Why my ELMo-CNN model gives worse performance than Word2vec?

148 Views Asked by At

I want to compare the performance between ELMo and word2vec as word embedding using the CNN model by classifying 4000 tweet data on five class labels, but the results show that ELMo gives worse performance than word2vec.

I used ELMoformanylangs for ELMo and pretrained 1 million tweets for word2vec

Curve loss of word2vec-cnn

Curve loss of ELMo-cnn

It shows that the 2 models are overfitting, but why can ELMo be worse than word2vec?

1

There are 1 best solutions below

0
gojomo On

From the elmoformanylangs project you've linked, it looks like your generic ELMo model was trained on "on a set of 20-million-words data randomly sampled from the raw text released by the shared task (wikidump + common crawl)".

Given that many tweets are larger than 20 words, your 1-million-tweets training set for word2vec might be larger training data than was used for the ELMo model. And, coming from actual tweets, it may also reflect words/word-senses used in tweets better than generic wikidump/common-crawl text.

Given that, I'm not sure why you'd have expected the ELMo approach to necessarily be better.

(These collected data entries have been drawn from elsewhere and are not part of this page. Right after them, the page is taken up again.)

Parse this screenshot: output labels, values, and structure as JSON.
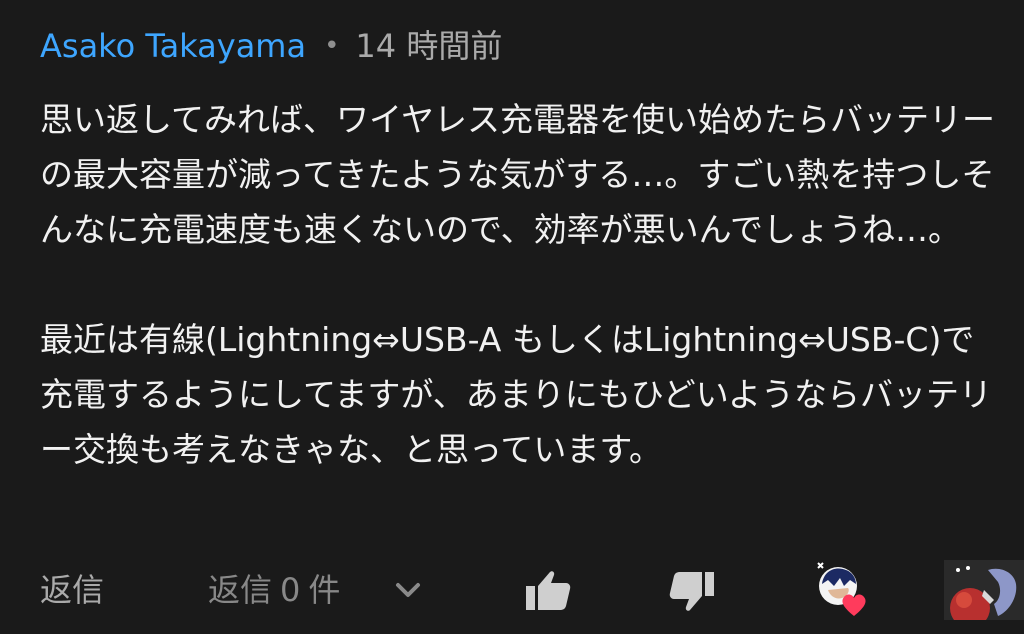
{
  "comment": {
    "author": "Asako Takayama",
    "separator": "•",
    "time": "14 時間前",
    "paragraphs": [
      "思い返してみれば、ワイヤレス充電器を使い始めたらバッテリーの最大容量が減ってきたような気がする…。すごい熱を持つしそんなに充電速度も速くないので、効率が悪いんでしょうね…。",
      "最近は有線(Lightning⇔USB-A もしくはLightning⇔USB-C)で充電するようにしてますが、あまりにもひどいようならバッテリー交換も考えなきゃな、と思っています。"
    ]
  },
  "actions": {
    "reply_label": "返信",
    "replies_label": "返信",
    "replies_count": "0",
    "replies_unit": "件",
    "icons": {
      "expand": "chevron-down-icon",
      "like": "thumbs-up-icon",
      "dislike": "thumbs-down-icon",
      "creator_heart": "creator-heart-icon",
      "avatar": "avatar-icon"
    }
  },
  "colors": {
    "background": "#1a1a1a",
    "author": "#3ea6ff",
    "text": "#f1f1f1",
    "muted": "#aaaaaa",
    "heart": "#ff3b5c"
  }
}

But also, as you've noted, the fact that your classifier is performing worse with more training is highly indicative of extreme overfitting. You may want to fix that before attempting to reason any further about the relative merits of different approaches. (When both classifiers are massively broken, exactly why one's brokenness is a bit better than the others' brokenness should be a fairly moot point. After they're both fixed to do as well as they can, then the remaining difference may be interesting to choose between, or understand deeply.)